A St Jo, j’ai découvert le système du chauffage central à radiateur Ã
eau chaude. Dans le dortoir, la consigne était simple, on devait
purger les radiateurs tous les soirs. C’était à celui qui était le
plus proche d’un radiateur d’en avoir la charge. Ce n’était pas mon
cas, mais pourtant un interne m’avait demandé de le faire. Purger un
radiateur ? C’est quoi purger un radiateur ? J’ai donc appris à purger.
Tout ce dont je me souviens, c’est que mon premier hiver à St Jo a
été froid.
Les vacances de Noël arrivaient. Vu que l’on venait me chercher en
voiture, ma mère m’avait demandé de ramener un maximum d’affaires.
J’avais donc ma petite valise et un gros sac.
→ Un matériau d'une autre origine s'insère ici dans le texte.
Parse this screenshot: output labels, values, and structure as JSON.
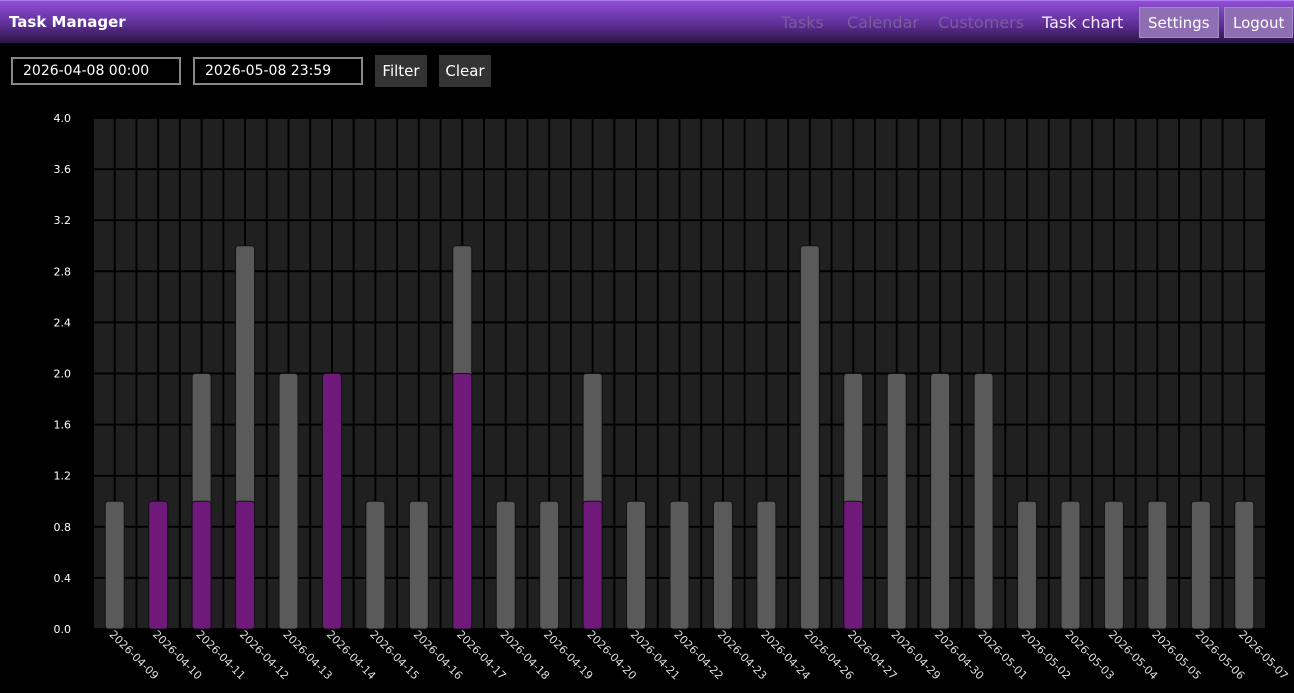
{
  "app": {
    "title": "Task Manager"
  },
  "nav": {
    "tasks": "Tasks",
    "calendar": "Calendar",
    "customers": "Customers",
    "task_chart": "Task chart",
    "settings": "Settings",
    "logout": "Logout"
  },
  "filters": {
    "from": "2026-04-08 00:00",
    "to": "2026-05-08 23:59",
    "filter_label": "Filter",
    "clear_label": "Clear"
  },
  "colors": {
    "highlight": "#6f1a7b",
    "base": "#5a5a5a",
    "plot_bg": "#202020"
  },
  "chart_data": {
    "type": "bar",
    "categories": [
      "2026-04-09",
      "2026-04-10",
      "2026-04-11",
      "2026-04-12",
      "2026-04-13",
      "2026-04-14",
      "2026-04-15",
      "2026-04-16",
      "2026-04-17",
      "2026-04-18",
      "2026-04-19",
      "2026-04-20",
      "2026-04-21",
      "2026-04-22",
      "2026-04-23",
      "2026-04-24",
      "2026-04-26",
      "2026-04-27",
      "2026-04-29",
      "2026-04-30",
      "2026-05-01",
      "2026-05-02",
      "2026-05-03",
      "2026-05-04",
      "2026-05-05",
      "2026-05-06",
      "2026-05-07"
    ],
    "series": [
      {
        "values": [
          1,
          0,
          1,
          2,
          2,
          0,
          1,
          1,
          1,
          1,
          1,
          1,
          1,
          1,
          1,
          1,
          3,
          1,
          2,
          2,
          2,
          1,
          1,
          1,
          1,
          1,
          1
        ]
      },
      {
        "values": [
          0,
          1,
          1,
          1,
          0,
          2,
          0,
          0,
          2,
          0,
          0,
          1,
          0,
          0,
          0,
          0,
          0,
          1,
          0,
          0,
          0,
          0,
          0,
          0,
          0,
          0,
          0
        ]
      }
    ],
    "ylim": [
      0,
      4.0
    ],
    "yticks": [
      "0.0",
      "0.4",
      "0.8",
      "1.2",
      "1.6",
      "2.0",
      "2.4",
      "2.8",
      "3.2",
      "3.6",
      "4.0"
    ],
    "grid": true
  }
}
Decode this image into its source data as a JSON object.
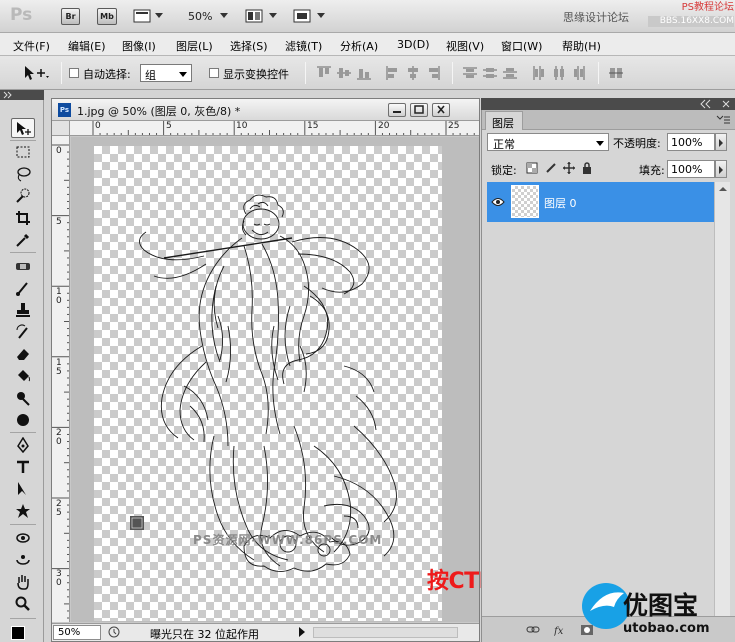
{
  "app": {
    "logo": "Ps",
    "bridge_label": "Br",
    "minibridge_label": "Mb",
    "zoom": "50%",
    "watermark_site": "思缘设计论坛",
    "watermark_ps": "PS教程论坛",
    "watermark_bbs": "BBS.16XX8.COM"
  },
  "menu": [
    "文件(F)",
    "编辑(E)",
    "图像(I)",
    "图层(L)",
    "选择(S)",
    "滤镜(T)",
    "分析(A)",
    "3D(D)",
    "视图(V)",
    "窗口(W)",
    "帮助(H)"
  ],
  "options": {
    "auto_select_label": "自动选择:",
    "auto_select_value": "组",
    "show_transform_label": "显示变换控件"
  },
  "document": {
    "title": "1.jpg @ 50% (图层 0, 灰色/8) *",
    "icon_label": "Ps",
    "ruler_h": [
      "0",
      "5",
      "10",
      "15",
      "20",
      "25"
    ],
    "ruler_v": [
      "0",
      "5",
      "1\n0",
      "1\n5",
      "2\n0",
      "2\n5",
      "3\n0"
    ],
    "canvas_watermark": "PS资源网-WWW.86PS.COM",
    "status_zoom": "50%",
    "status_text": "曝光只在 32 位起作用"
  },
  "overlay_caption": "按CTRL+D取消选区",
  "layers_panel": {
    "tab": "图层",
    "blend_mode": "正常",
    "opacity_label": "不透明度:",
    "opacity_value": "100%",
    "lock_label": "锁定:",
    "fill_label": "填充:",
    "fill_value": "100%",
    "layers": [
      {
        "name": "图层 0",
        "visible": true,
        "selected": true
      }
    ]
  },
  "brand": {
    "name_cn": "优图宝",
    "name_en": "utobao.com",
    "color": "#18a1e6"
  },
  "colors": {
    "accent_selection": "#3a90e6",
    "caption_red": "#ee1b1b"
  }
}
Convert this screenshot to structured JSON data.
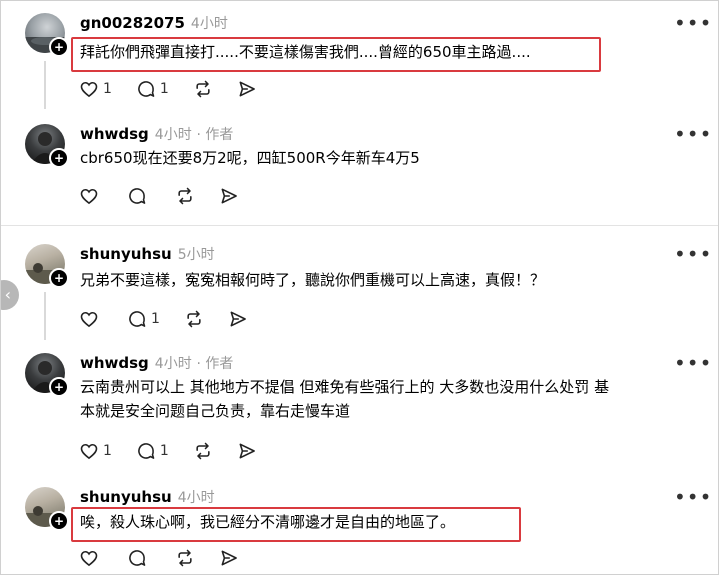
{
  "posts": [
    {
      "username": "gn00282075",
      "time": "4小时",
      "author_tag": "",
      "text_lines": [
        "拜託你們飛彈直接打.....不要這樣傷害我們....曾經的650車主路過...."
      ],
      "likes": "1",
      "replies": "1",
      "highlighted": true
    },
    {
      "username": "whwdsg",
      "time": "4小时",
      "author_tag": "· 作者",
      "text_lines": [
        "cbr650现在还要8万2呢，四缸500R今年新车4万5"
      ],
      "likes": "",
      "replies": "",
      "highlighted": false
    },
    {
      "username": "shunyuhsu",
      "time": "5小时",
      "author_tag": "",
      "text_lines": [
        "兄弟不要這樣，寃寃相報何時了，聽說你們重機可以上高速，真假！？"
      ],
      "likes": "",
      "replies": "1",
      "highlighted": false
    },
    {
      "username": "whwdsg",
      "time": "4小时",
      "author_tag": "· 作者",
      "text_lines": [
        "云南贵州可以上 其他地方不提倡 但难免有些强行上的 大多数也没用什么处罚 基",
        "本就是安全问题自己负责，靠右走慢车道"
      ],
      "likes": "1",
      "replies": "1",
      "highlighted": false
    },
    {
      "username": "shunyuhsu",
      "time": "4小时",
      "author_tag": "",
      "text_lines": [
        "唉，殺人珠心啊，我已經分不清哪邊才是自由的地區了。"
      ],
      "likes": "",
      "replies": "",
      "highlighted": true
    }
  ],
  "icons": {
    "like": "heart-icon",
    "reply": "comment-icon",
    "repost": "repost-icon",
    "share": "send-icon",
    "more": "more-icon",
    "follow": "plus-icon",
    "back": "chevron-left-icon"
  },
  "symbols": {
    "more": "•••",
    "plus": "+",
    "back": "‹"
  },
  "colors": {
    "highlight": "#d93a3f",
    "muted": "#999999",
    "divider": "#e3e3e3"
  }
}
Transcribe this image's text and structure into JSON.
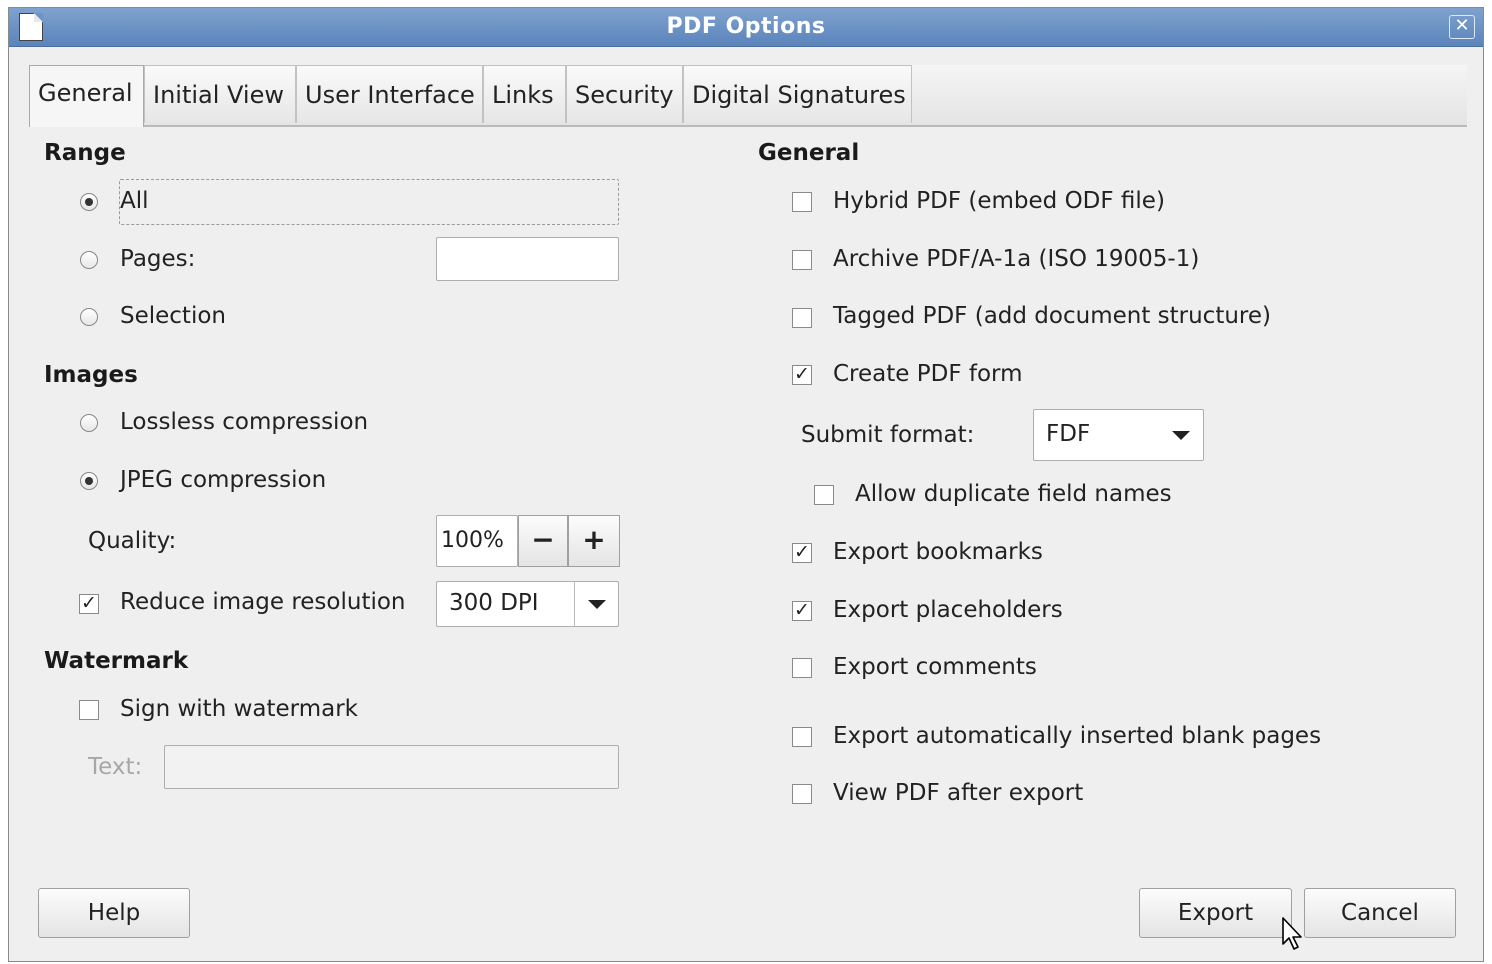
{
  "window": {
    "title": "PDF Options"
  },
  "tabs": [
    "General",
    "Initial View",
    "User Interface",
    "Links",
    "Security",
    "Digital Signatures"
  ],
  "active_tab": "General",
  "range": {
    "title": "Range",
    "options": [
      "All",
      "Pages:",
      "Selection"
    ],
    "selected": "All",
    "pages_value": ""
  },
  "images": {
    "title": "Images",
    "options": [
      "Lossless compression",
      "JPEG compression"
    ],
    "selected": "JPEG compression",
    "quality_label": "Quality:",
    "quality_value": "100%",
    "minus": "−",
    "plus": "+",
    "reduce_label": "Reduce image resolution",
    "reduce_checked": true,
    "dpi_value": "300 DPI"
  },
  "watermark": {
    "title": "Watermark",
    "sign_label": "Sign with watermark",
    "sign_checked": false,
    "text_label": "Text:",
    "text_value": ""
  },
  "general": {
    "title": "General",
    "hybrid": "Hybrid PDF (embed ODF file)",
    "archive": "Archive PDF/A-1a (ISO 19005-1)",
    "tagged": "Tagged PDF (add document structure)",
    "create_form": "Create PDF form",
    "submit_label": "Submit format:",
    "submit_value": "FDF",
    "allow_dup": "Allow duplicate field names",
    "bookmarks": "Export bookmarks",
    "placeholders": "Export placeholders",
    "comments": "Export comments",
    "blank_pages": "Export automatically inserted blank pages",
    "view_after": "View PDF after export",
    "checked": {
      "hybrid": false,
      "archive": false,
      "tagged": false,
      "create_form": true,
      "allow_dup": false,
      "bookmarks": true,
      "placeholders": true,
      "comments": false,
      "blank_pages": false,
      "view_after": false
    }
  },
  "buttons": {
    "help": "Help",
    "export": "Export",
    "cancel": "Cancel"
  },
  "check_glyph": "✓",
  "icons": [
    "document-icon",
    "close-icon",
    "dropdown-arrow-icon",
    "mouse-pointer-icon"
  ]
}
Les fêtes de fin
d’années étaient toujours enneigées dans ces années-là , un peu comme
cette année. Durant ces temps de vacances, la maisonnée était
complète avec mon frère et mes deux soeurs. C’est à cette occasion,
qu’au rez-de-chaussée, ma grand-mère sortait les grands plats pour
faire à manger à tout ce petit monde, et ça sentait bon. On rentrait
par la cuisine pour ensuite aller dans la salle à manger séparée par
une petite cloison donc la porte était toujours ouverte. Là , tout
chacun exposait ses problèmes, joies et peines. Je me souviens que
lorsque mon grand frère, qui faisait ces études en Saône et Loire a
parlé de ces recherches technologiques, il avait parlé de fusion de
l’acier par rotation à grande vitesse et moi je me souviens d’avoir
appelé cette méthode par « courant de Foucault ». Tous ont été
surpris de constater que j’avais une certaine connaissance qui
n’était pas de mon niveau scolaire. J’en avais profité pour montrer
mes cours à mon grand frère sous les yeux un peu déçus de mes
parents. Mon grand frère examina mes cours. Sa conclusion tomba comme
un couperet : mes cours étaient du niveau de la seconde et non de la
4 ème. Je ne sais plus ce qui c’est passé après.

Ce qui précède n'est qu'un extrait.